# Resource Management and Tracking

## 1. Introduction

This document outlines the strategy for managing and tracking resource usage within the ADAM v21.0 platform. Effective resource management is essential for ensuring the performance, scalability, and cost-effectiveness of the system.

The two primary resources that will be tracked are:

*   **Compute Usage:** The processing power consumed by the various components of the system.
*   **Token Usage:** The number of tokens consumed by the Large Language Models (LLMs).

## 2. Compute Usage Tracking

Compute usage will be tracked for each of the major components of the system, including:

*   **API Layer:** The CPU and memory usage of the central API.
*   **Core System:** The CPU and memory usage of the Agent Orchestrator, Data Manager, and other core components.
*   **Data Layer:** The resources consumed by the data warehouse, SharePoint integration, and other data stores.

This will be achieved by leveraging the monitoring capabilities of the underlying infrastructure (e.g., Docker, Kubernetes, or cloud provider monitoring tools).

## 3. Token Usage Tracking

LLM token usage is a critical metric to track for both cost management and performance analysis. The `core/utils/token_utils.py` utility in the existing codebase will be extended to provide comprehensive token tracking.

For each API call to an LLM, the following information will be logged:

*   **Query ID:** The unique identifier for the user's query.
*   **Agent Name:** The name of the agent that made the LLM call.
*   **Model Name:** The name of the LLM that was used.
*   **Prompt Tokens:** The number of tokens in the prompt sent to the LLM.
*   **Completion Tokens:** The number of tokens in the completion received from the LLM.
*   **Total Tokens:** The sum of prompt and completion tokens.

This data will be stored in the Knowledge Base, associated with the corresponding query.

## 4. Reporting and Analytics

A dedicated dashboard will be created in the web application to provide visibility into resource usage. The dashboard will display:

*   **Real-time and historical compute usage** for each component, with drill-down capabilities to view usage by individual container or process.
*   **Total token usage** per query, per agent, and per user, with filtering and sorting options.
*   **Cost analysis** based on the token usage and the pricing of the LLM provider. The dashboard will show the cost per query, per user, and per department.
*   **Performance metrics**, such as the average response time per query and the number of queries processed per minute.

This will allow administrators to monitor the health of the system, identify performance bottlenecks, and understand the cost drivers.

## 5. Cost Allocation

To ensure that costs are allocated fairly, the system will provide a mechanism for tracking resource usage by user, department, or project. This will be achieved by associating each query with a specific user and department.

The cost allocation data will be made available via the API, so that it can be integrated with other financial systems for billing and reporting purposes.

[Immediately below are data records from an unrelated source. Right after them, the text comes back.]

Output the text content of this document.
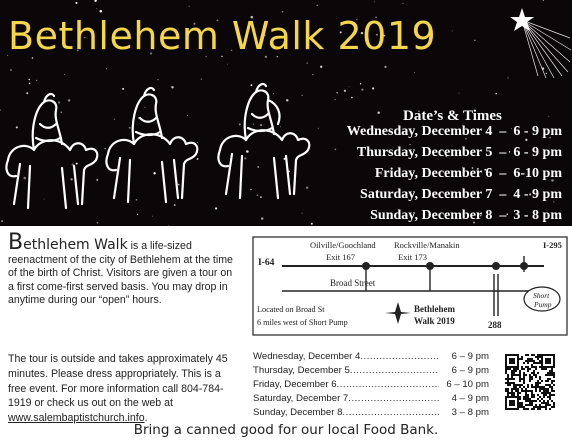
Bethlehem Walk 2019
Date’s & Times
Wednesday, December 4  –  6 - 9 pm
Thursday, December 5  –  6 - 9 pm
Friday, December 6  –  6-10 pm
Saturday, December 7  –  4 - 9 pm
Sunday, December 8  –  3 - 8 pm
Bethlehem Walk is a life-sized reenactment of the city of Bethlehem at the time of the birth of Christ. Visitors are given a tour on a first come-first served basis. You may drop in anytime during our “open” hours.
The tour is outside and takes approximately 45 minutes. Please dress appropriately. This is a free event. For more information call 804-784-1919 or check us out on the web at www.salembaptistchurch.info.
I-64
I-295
Oilville/Goochland
Exit 167
Rockville/Manakin
Exit 173
Broad Street
Short
Pump
Located on Broad St
6 miles west of Short Pump
Bethlehem
Walk 2019	288
Wednesday, December 4 .....	6 – 9 pm
Thursday, December 5 .....	6 – 9 pm
Friday, December 6 .....	6 – 10 pm
Saturday, December 7 .....	4 – 9 pm
Sunday, December 8 .....	3 – 8 pm
Bring a canned good for our local Food Bank.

## 6. Optimization and Cost Management

The following strategies will be employed to optimize resource usage and manage costs:

*   **Caching:** Caching will be used to store the results of frequently executed queries and LLM calls.
*   **Prompt Engineering:** Prompts will be carefully engineered to be as concise as possible, reducing the number of tokens required.
*   **Model Selection:** The system will use the most cost-effective LLM for each task. For example, a smaller, faster model might be used for simple tasks, while a larger, more powerful model would be reserved for complex analysis.
*   **Rate Limiting and Quotas:** Rate limiting and quotas will be implemented to prevent abuse and control costs. Users or departments can be assigned specific token quotas.
*   **Asynchronous Processing:** Long-running tasks will be processed asynchronously to avoid blocking resources and improve responsiveness.
*   **Autoscaling:** The system will be configured to automatically scale resources up or down based on demand.